Our research shows less than a third of respondents manage their cloud environments holistically. But piecing together different public and private clouds with on-prem environments at speed and treating them disparately can increase vulnerabilities, especially in security.

This fragmented way of working is opening businesses up to risk — something they cannot afford with the average total cost of a data breach in India reaching ₹176 million this year, up 25 per cent from 2020. Today the question on the minds of business leaders is how can hybrid cloud environments be securely and holistically managed without decelerating innovation? While they may have all the right tools — such as confidential computing, multi-factor authentication, single sign-on, VPNs and zero trust procedures — yet organisations are still struggling to leverage the full potential of hybrid cloud. Simply put, companies do not have enough talent with the appropriate skills to design and run a hybrid cloud environment, especially when that pool of talent is potentially spread very thin, managing different clouds.

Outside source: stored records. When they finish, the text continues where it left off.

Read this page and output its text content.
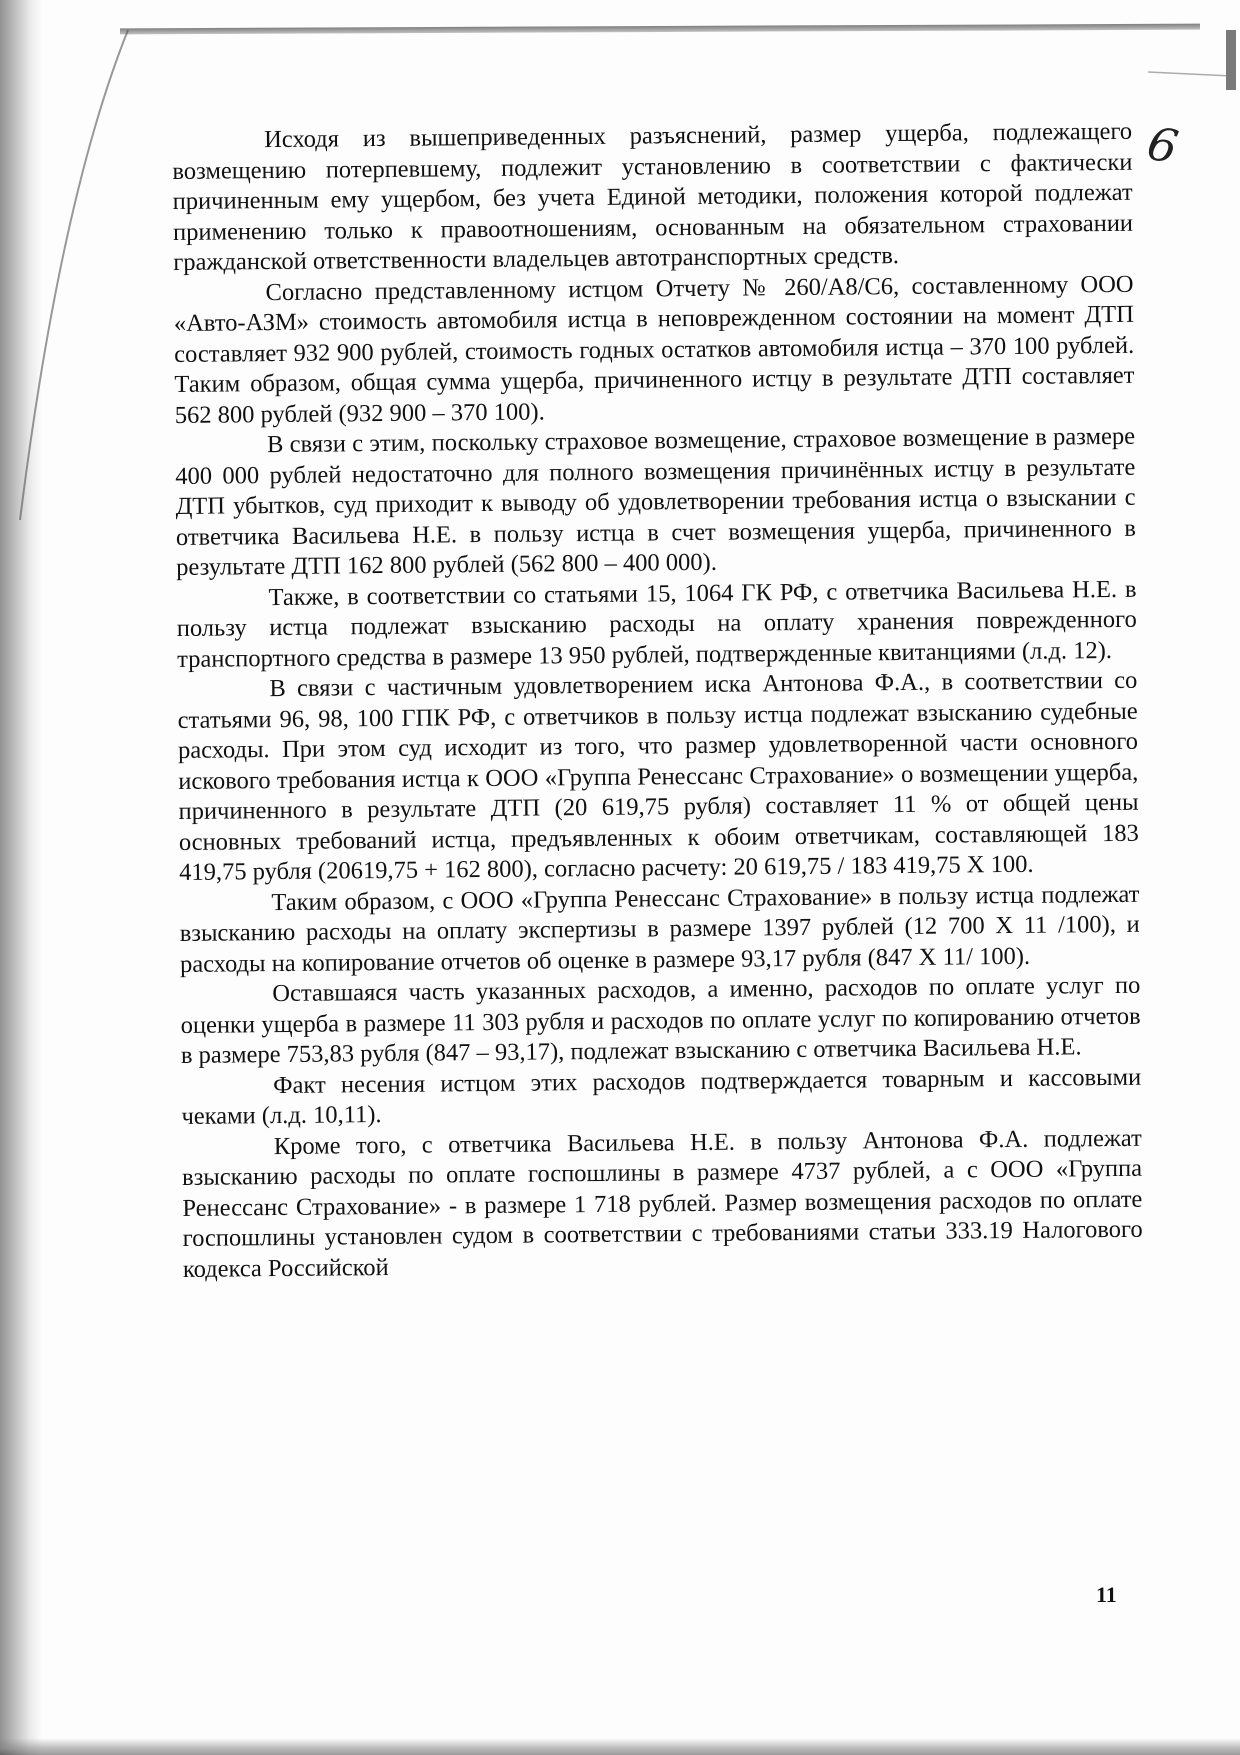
6

Исходя из вышеприведенных разъяснений, размер ущерба, подлежащего возмещению потерпевшему, подлежит установлению в соответствии с фактически причиненным ему ущербом, без учета Единой методики, положения которой подлежат применению только к правоотношениям, основанным на обязательном страховании гражданской ответственности владельцев автотранспортных средств.

Согласно представленному истцом Отчету № 260/А8/С6, составленному ООО «Авто-АЗМ» стоимость автомобиля истца в неповрежденном состоянии на момент ДТП составляет 932 900 рублей, стоимость годных остатков автомобиля истца – 370 100 рублей. Таким образом, общая сумма ущерба, причиненного истцу в результате ДТП составляет 562 800 рублей (932 900 – 370 100).

В связи с этим, поскольку страховое возмещение, страховое возмещение в размере 400 000 рублей недостаточно для полного возмещения причинённых истцу в результате ДТП убытков, суд приходит к выводу об удовлетворении требования истца о взыскании с ответчика Васильева Н.Е. в пользу истца в счет возмещения ущерба, причиненного в результате ДТП 162 800 рублей (562 800 – 400 000).

Также, в соответствии со статьями 15, 1064 ГК РФ, с ответчика Васильева Н.Е. в пользу истца подлежат взысканию расходы на оплату хранения поврежденного транспортного средства в размере 13 950 рублей, подтвержденные квитанциями (л.д. 12).

В связи с частичным удовлетворением иска Антонова Ф.А., в соответствии со статьями 96, 98, 100 ГПК РФ, с ответчиков в пользу истца подлежат взысканию судебные расходы. При этом суд исходит из того, что размер удовлетворенной части основного искового требования истца к ООО «Группа Ренессанс Страхование» о возмещении ущерба, причиненного в результате ДТП (20 619,75 рубля) составляет 11 % от общей цены основных требований истца, предъявленных к обоим ответчикам, составляющей 183 419,75 рубля (20619,75 + 162 800), согласно расчету: 20 619,75 / 183 419,75 Х 100.

Таким образом, с ООО «Группа Ренессанс Страхование» в пользу истца подлежат взысканию расходы на оплату экспертизы в размере 1397 рублей (12 700 Х 11 /100), и расходы на копирование отчетов об оценке в размере 93,17 рубля (847 Х 11/ 100).

Оставшаяся часть указанных расходов, а именно, расходов по оплате услуг по оценки ущерба в размере 11 303 рубля и расходов по оплате услуг по копированию отчетов в размере 753,83 рубля (847 – 93,17), подлежат взысканию с ответчика Васильева Н.Е.

Факт несения истцом этих расходов подтверждается товарным и кассовыми чеками (л.д. 10,11).

Кроме того, с ответчика Васильева Н.Е. в пользу Антонова Ф.А. подлежат взысканию расходы по оплате госпошлины в размере 4737 рублей, а с ООО «Группа Ренессанс Страхование» - в размере 1 718 рублей. Размер возмещения расходов по оплате госпошлины установлен судом в соответствии с требованиями статьи 333.19 Налогового кодекса Российской

11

When asked about the barriers to hybrid cloud integration, about 66 per cent of respondents said their lack of cloud application management skills is a significant challenge — acting as a barrier to better, more secure cloud implementations. As organisations look to overcome security challenges, the majority of companies are looking to hire and nurture talent that can fill the skills gap.

Filling the skills gap to scale cloud adoption requires moving away from the conventional cloud-ways-of-working training programs and conduct contextualised training more efficiently and at scale. People need to be trained on applying new skills directly in the context of their role in a hybrid cloud operating model — and making learning more experiential is a great way to do so.

Now is the time for leaders to move beyond hybrid cloud adoption in patches and move towards mastering it.